Шестидесятная закваска, быть может, назло им самим делала их скептиками в идеях, которыми самонадеянно дышало поколение, воспитанное реакционными 80-ми годами. То, что молодой редакции казалось непременною программою, скептикам-индифферентам старой представлялось не более как пробным опытом: либо дождик, либо снег, либо будет, либо нет. Это была и хорошая, и дурная сторона стариков. Хорошая потому, что препятствовала им доходить до абсурдов, до которых сгоряча, идя по прямой линии чисто умозрительной и при том априорной политики, договаривались сотрудники-восьмидесятники. Дурная потому, что поддерживала в них способность к импрессионистическим компромиссам, которые так удобно приспособляли каждую идею к обстоятельствам, что она не могла дойти ни до категорического торжества, ни до категорического крушения. Молодую редакцию «Нового Времени» государственнический культ привел, в порядке весьма быстрой эволюции, в идейный тупик, откуда не было никакого выхода. Здесь оставалось: либо признать разумность тупика и застрять в нем, последовательно принимая всю логику торжествующей реакции и участвуя в ней (Сигма, Энгельгардт), либо признать ошибочною уже исходную точку направления, которое тебя в этот тупик привело, и резко и решительно повернуть в сторону противоположную (Потапенко и я в 1899 году, А. А. Суворин с редакцией «Руси» в 1903). Старики, и во главе их сам А. С. Суворин, от подобных острых и тяжелых переломов были застрахованы именно своим скептическим импрессионизмом, поразительно отзывчивым и зыбким, и с широчайшею амплитудою. В ней преоригинально встречались и предобродушно уживались «увенчание здания» с анархизмом, религиозный идеализм с нигилизмом шестидесятых годов и воинствующий национализм с самым широким культурным космополитизмом. Трудно мне представить себе человека более русского, как в положительных, так и в отрицательных чертах характера, чем А. С. Суворин. А в то же время не много на своем веку встречал я и таких европейских людей, с его чисто западническим самообразованием, с любовью к западной культуре, к западным народам, западному искусству, с энтузиазмом к Франции, Италии.

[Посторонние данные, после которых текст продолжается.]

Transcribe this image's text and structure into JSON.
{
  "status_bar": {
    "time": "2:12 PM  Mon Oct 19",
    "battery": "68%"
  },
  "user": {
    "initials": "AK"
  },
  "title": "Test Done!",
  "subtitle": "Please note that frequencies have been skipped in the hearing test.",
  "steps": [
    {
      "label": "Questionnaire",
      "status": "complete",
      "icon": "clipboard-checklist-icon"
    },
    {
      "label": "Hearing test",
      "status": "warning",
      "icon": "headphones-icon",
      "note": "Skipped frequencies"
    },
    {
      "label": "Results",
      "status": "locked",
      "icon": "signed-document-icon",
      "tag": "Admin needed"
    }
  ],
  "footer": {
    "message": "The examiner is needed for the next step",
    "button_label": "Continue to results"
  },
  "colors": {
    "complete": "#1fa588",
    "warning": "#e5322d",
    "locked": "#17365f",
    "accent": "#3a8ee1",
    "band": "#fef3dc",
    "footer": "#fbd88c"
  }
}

И вот, например, эта черта чрезвычайно связала его с Чеховым, которого мы еще в «Будильнике» дразнили «западником Чехонте». Потому что, при совершенной своей тогдашней невинности по части иностранных языков, он – также из русских русский человек, настолько русский, что иностранцы его очень туго понимают – он, в то же время, умудрялся уже смолоду быть, в самом деле, типическим, насквозь западником в каждом произнесенном слове, в каждой написанной строке.
– «Вуй!» – крикнул западник Чехонте, – трунил над ним Курепин, описывая юбилей «Будильника», и уверял, будто «вуй» – единственное французское слово, которое нашему западнику известно… Шутка была преувеличена, но, конечно, мы все, питомцы гимназии семидесятых годов, очень дурно знали языки. А последние шестидесятники, как Курепин, весьма нас тем «пиявили».